In many articles, we learned that R.W. Shufeldt, the man who dissected Martha, left her heart untouched (a fitting tribute), and that Martha’s specimen travels first class with a special handler. We learned there was a memorial launched at the Cincinnati Zoo, a place that has become a reliquary to Martha, with passenger pigeon-themed exhibits and a statue to mark her passing.
We even learned that Martha’s death helped give birth to the modern environmental movement through the passage of the Migratory Bird Treaties Act of 1918, a landmark in environmental legislation that helped pave the way for the Endangered Species Act in 1973.
This collective grief about what we lost, a kind of physiognomic guilt, is not misplaced. Yet there is a darker side to it. Four years later, in Martha’s old cage at the Cincinnati Zoo, a bird named Incas breathed his last (he died on February 21, 1918). He was a Carolina parakeet, North America’s only temperate parrot.
He was a bird, which, like the passenger pigeon, covered a large range in the millions, and like the passenger pigeon, was shot needlessly until we decimated their numbers. He was the last of his kind, and he was fated to play second fiddle to Martha in both life and death.
It started with the photographs. There were so few photographs taken of living Carolina parakeets that in the book Lost Animals: Extinction and the Photographic Record, Errol Fuller notes this omission as extraordinary given how commonly they were kept as pets.

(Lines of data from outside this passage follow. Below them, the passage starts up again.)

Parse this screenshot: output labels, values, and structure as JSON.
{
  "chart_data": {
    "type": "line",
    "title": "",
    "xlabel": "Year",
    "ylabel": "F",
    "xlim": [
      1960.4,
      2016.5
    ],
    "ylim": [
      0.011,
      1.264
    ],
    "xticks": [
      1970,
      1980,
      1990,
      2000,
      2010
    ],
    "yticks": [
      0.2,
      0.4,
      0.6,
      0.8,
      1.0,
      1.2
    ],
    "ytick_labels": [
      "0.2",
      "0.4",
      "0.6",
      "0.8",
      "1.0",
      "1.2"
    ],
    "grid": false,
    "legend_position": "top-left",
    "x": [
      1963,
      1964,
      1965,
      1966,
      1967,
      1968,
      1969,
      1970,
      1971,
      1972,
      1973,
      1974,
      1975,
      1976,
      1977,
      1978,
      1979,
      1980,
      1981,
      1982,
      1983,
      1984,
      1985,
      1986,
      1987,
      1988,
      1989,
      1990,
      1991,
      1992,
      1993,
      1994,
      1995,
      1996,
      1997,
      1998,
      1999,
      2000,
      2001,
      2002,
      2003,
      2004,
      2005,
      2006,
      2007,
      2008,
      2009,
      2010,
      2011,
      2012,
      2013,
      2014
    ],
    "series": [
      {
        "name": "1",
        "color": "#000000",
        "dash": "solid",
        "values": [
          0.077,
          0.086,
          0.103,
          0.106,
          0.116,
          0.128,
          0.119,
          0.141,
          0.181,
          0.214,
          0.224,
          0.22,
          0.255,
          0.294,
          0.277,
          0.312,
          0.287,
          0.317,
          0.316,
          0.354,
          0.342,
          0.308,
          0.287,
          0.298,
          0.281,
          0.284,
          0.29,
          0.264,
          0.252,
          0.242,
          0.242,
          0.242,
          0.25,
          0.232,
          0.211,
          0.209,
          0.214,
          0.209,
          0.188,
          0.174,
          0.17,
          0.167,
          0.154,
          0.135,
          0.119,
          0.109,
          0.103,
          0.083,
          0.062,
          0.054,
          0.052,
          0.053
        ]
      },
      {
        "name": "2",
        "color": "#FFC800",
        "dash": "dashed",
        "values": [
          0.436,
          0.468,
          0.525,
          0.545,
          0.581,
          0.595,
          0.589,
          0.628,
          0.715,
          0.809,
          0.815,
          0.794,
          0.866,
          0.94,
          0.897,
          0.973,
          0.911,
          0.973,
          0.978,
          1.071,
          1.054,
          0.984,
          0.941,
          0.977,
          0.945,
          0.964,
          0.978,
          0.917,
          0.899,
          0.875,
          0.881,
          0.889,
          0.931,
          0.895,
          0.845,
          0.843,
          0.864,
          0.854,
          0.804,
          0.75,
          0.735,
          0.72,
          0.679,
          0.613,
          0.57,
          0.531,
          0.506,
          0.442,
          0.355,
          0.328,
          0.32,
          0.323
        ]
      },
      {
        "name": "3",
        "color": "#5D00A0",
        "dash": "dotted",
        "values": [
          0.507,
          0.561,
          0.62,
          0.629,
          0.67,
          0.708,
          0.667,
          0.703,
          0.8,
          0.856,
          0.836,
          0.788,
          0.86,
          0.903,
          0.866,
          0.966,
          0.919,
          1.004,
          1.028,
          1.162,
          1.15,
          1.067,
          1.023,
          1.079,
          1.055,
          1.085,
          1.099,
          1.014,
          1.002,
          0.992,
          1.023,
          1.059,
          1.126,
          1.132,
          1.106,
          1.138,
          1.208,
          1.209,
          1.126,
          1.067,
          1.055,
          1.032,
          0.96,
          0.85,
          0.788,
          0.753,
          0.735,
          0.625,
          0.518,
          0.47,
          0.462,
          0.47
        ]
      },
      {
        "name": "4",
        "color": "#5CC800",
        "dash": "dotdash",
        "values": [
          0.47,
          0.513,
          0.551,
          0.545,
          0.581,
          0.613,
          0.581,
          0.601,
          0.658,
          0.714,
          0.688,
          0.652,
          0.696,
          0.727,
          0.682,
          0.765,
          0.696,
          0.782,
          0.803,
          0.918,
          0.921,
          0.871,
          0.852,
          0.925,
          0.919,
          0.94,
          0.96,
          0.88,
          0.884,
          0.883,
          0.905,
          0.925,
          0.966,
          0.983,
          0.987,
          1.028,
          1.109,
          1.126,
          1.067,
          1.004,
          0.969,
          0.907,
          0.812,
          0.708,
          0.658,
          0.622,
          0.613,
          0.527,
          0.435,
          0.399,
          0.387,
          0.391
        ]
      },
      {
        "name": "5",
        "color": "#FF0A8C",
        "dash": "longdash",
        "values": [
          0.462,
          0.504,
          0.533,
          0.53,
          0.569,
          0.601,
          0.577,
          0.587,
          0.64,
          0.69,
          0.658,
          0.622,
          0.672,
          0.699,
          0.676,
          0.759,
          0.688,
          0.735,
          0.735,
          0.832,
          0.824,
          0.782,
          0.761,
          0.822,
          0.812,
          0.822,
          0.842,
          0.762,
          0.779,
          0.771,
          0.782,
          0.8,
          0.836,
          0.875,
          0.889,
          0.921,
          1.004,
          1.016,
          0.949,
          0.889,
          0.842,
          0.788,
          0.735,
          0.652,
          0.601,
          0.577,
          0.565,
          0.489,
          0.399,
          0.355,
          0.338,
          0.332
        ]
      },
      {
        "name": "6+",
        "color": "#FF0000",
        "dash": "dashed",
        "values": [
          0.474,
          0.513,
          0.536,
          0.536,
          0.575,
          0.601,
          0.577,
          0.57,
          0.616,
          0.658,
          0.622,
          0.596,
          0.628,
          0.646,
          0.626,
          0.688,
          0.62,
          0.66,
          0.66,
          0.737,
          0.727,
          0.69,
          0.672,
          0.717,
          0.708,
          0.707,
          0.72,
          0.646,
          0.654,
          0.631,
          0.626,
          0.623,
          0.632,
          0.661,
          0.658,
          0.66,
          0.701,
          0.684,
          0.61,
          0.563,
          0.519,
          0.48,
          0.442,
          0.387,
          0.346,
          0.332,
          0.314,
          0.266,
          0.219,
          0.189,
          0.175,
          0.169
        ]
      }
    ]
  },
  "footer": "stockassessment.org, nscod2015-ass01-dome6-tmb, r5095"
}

There are only two photographs of living Carolina parakeets, and one may have used a taxidermized model. The other shows a bird named Doodles eating seed out of his owner’s mouth. In contrast, the passenger pigeon, heath hen, and ivory-billed woodpecker sport at least a dozen photographs of living animals.
Perhaps it is that Inkas went missing after his death. After Martha’s death, her feathers were lovingly collected, and she was shipped in a 300-pound block of ice to the Smithsonian for preservation. But the body of Inkas simply disappeared.
Perhaps it is also the lack of books available about the species. A quick scan revealed a dozen popular books on the passenger pigeon (including three on Martha), but a handful about the Carolina parakeet, and of those, only one in print.
Ignored in life, ignored in death—this should grieve us as much as its absence, because in all respects, the Carolina parakeet was a remarkable bird. It was the only indigenous parrot in a range that spanned 23 US states and one of the only temperate parrots. It had a habit of flocking around its fallen, not unlike the funereal behavior of black-billed magpies. This also made it easier to kill.
Its plumage was brightly colored, almost incandescent, and though it did not receive the same rhapsodic descriptions that John James Audubon gave the passenger pigeon, his painting of a seemingly-boisterous flock of Carolina parakeets in a tree is, arguably, one of his best.
And while a handful of news outlets and artists covered the anniversary of the species’ extinction last month, it is simply not enough. So, let’s take a moment to mourn the Carolina parakeet, America’s forgotten parrot.